Ne fanno parte Monica D’Ascenzo, giornalista esperta e Diversity & Inclusion Editor de Il Sole 24 Ore e Responsabile di Alley Oop, Lorenza Ghidini, Direttrice di Radio Popolare, Maria Latella, scrittrice, giornalista de Il Sole 24 Ore e volto noto della Rai, Diletta Parlangeli, giornalista e voce di Rai Radio 2, Mariangela Pira, giornalista di Sky Tg24 e Danda Santini, Direttrice di Io Donna-Corriere della Sera.

Il Media Board nasce da un’attenta selezione, condivisa con UN Women a New York, tra le figure del mondo dell’informazione che si sono distinte per l’impegno nell’empowerment femminile e nella promozione della parità di genere. Ha una missione chiara: rafforzare la strategia di comunicazione di UN Women Italy attraverso il confronto, la riflessione e la collaborazione con chi ogni giorno racconta la realtà. I membri del Board avranno un ruolo attivo su più fronti: creare dibattito pubblico, individuando temi emergenti e nuove prospettive sulle questioni di genere, rendendole centrali nel racconto mediatico. Definire linee guida per una comunicazione efficace e rispettosa, promuovendo pratiche giornalistiche inclusive. Contrastare stereotipi e linguaggi discriminatori, contribuendo alla costruzione di un nuovo immaginario collettivo.

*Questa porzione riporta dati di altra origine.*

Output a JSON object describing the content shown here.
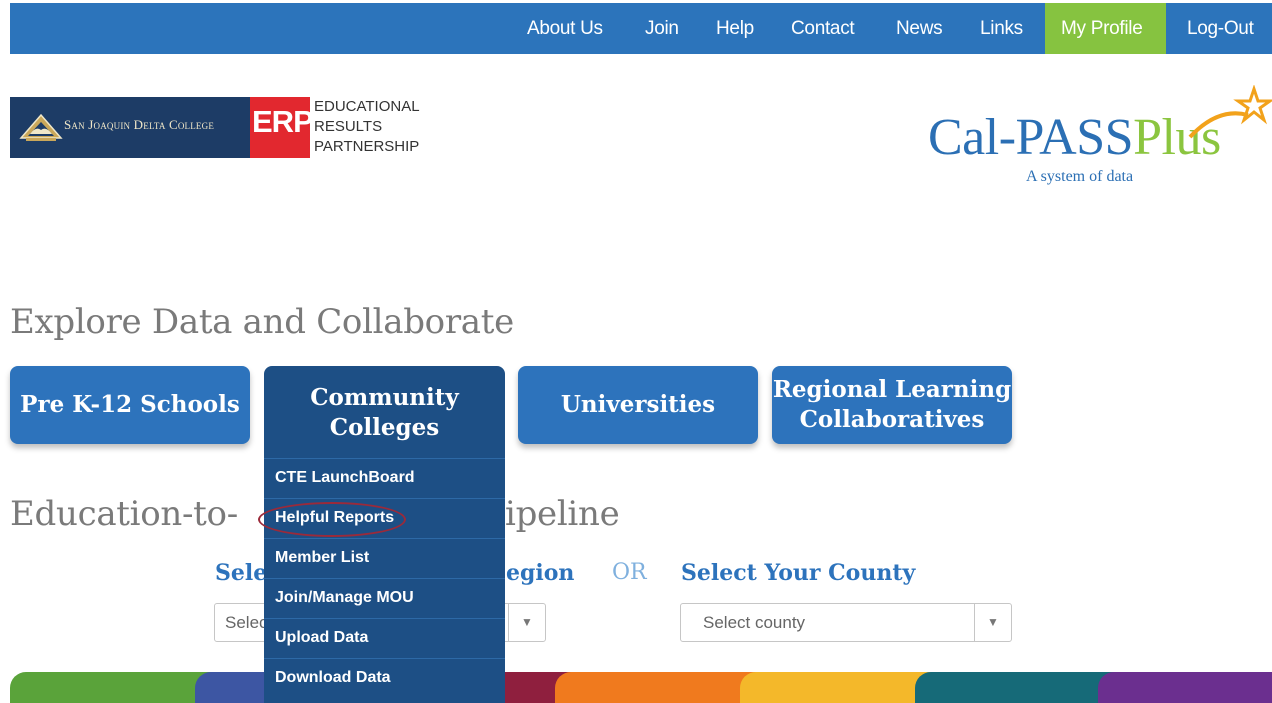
{
  "top_nav": {
    "about": "About Us",
    "join": "Join",
    "help": "Help",
    "contact": "Contact",
    "news": "News",
    "links": "Links",
    "profile": "My Profile",
    "logout": "Log-Out"
  },
  "logos": {
    "sjdc": "San Joaquin Delta College",
    "erp_letters": "ERP",
    "erp_line1": "EDUCATIONAL",
    "erp_line2": "RESULTS",
    "erp_line3": "PARTNERSHIP",
    "calpass_main": "Cal-PASS",
    "calpass_plus": "Plus",
    "calpass_tagline": "A system of data"
  },
  "explore": {
    "heading": "Explore Data and Collaborate",
    "tiles": {
      "prek12": "Pre K-12 Schools",
      "cc_line1": "Community",
      "cc_line2": "Colleges",
      "universities": "Universities",
      "rlc_line1": "Regional Learning",
      "rlc_line2": "Collaboratives"
    }
  },
  "dropdown_menu": {
    "items": [
      "CTE LaunchBoard",
      "Helpful Reports",
      "Member List",
      "Join/Manage MOU",
      "Upload Data",
      "Download Data"
    ]
  },
  "pipeline": {
    "heading_left": "Education-to-",
    "heading_right": "ipeline",
    "select_region_left": "Sele",
    "select_region_right": "egion",
    "or": "OR",
    "select_county": "Select Your County",
    "region_placeholder_partial": "Selec",
    "county_placeholder": "Select county"
  },
  "colors": {
    "nav_blue": "#2c74bb",
    "profile_green": "#86c340",
    "tile_blue": "#2d73bc",
    "menu_dark_blue": "#1d4f85",
    "heading_gray": "#7a7a7a"
  },
  "icons": {
    "sjdc_logo": "delta-college-emblem-icon",
    "calpass_star": "star-swoosh-icon",
    "select_arrow": "caret-down-icon"
  }
}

“Crediamo che solo passando attraverso un dibattito pubblico consapevole e partecipato si possa generare un impatto positivo e duraturo. Con il Media Board vogliamo unire le competenze del mondo dell’informazione per costruire una comunicazione più corretta, inclusiva e capace di valorizzare le tematiche di genere, contrastando stereotipi e promuovendo un nuovo immaginario collettivo. Per sostenere un vero cambiamento culturale”, afferma Caterina Tonini, Vice Presidente e Head of Marketing and Communication di UN Women Italy.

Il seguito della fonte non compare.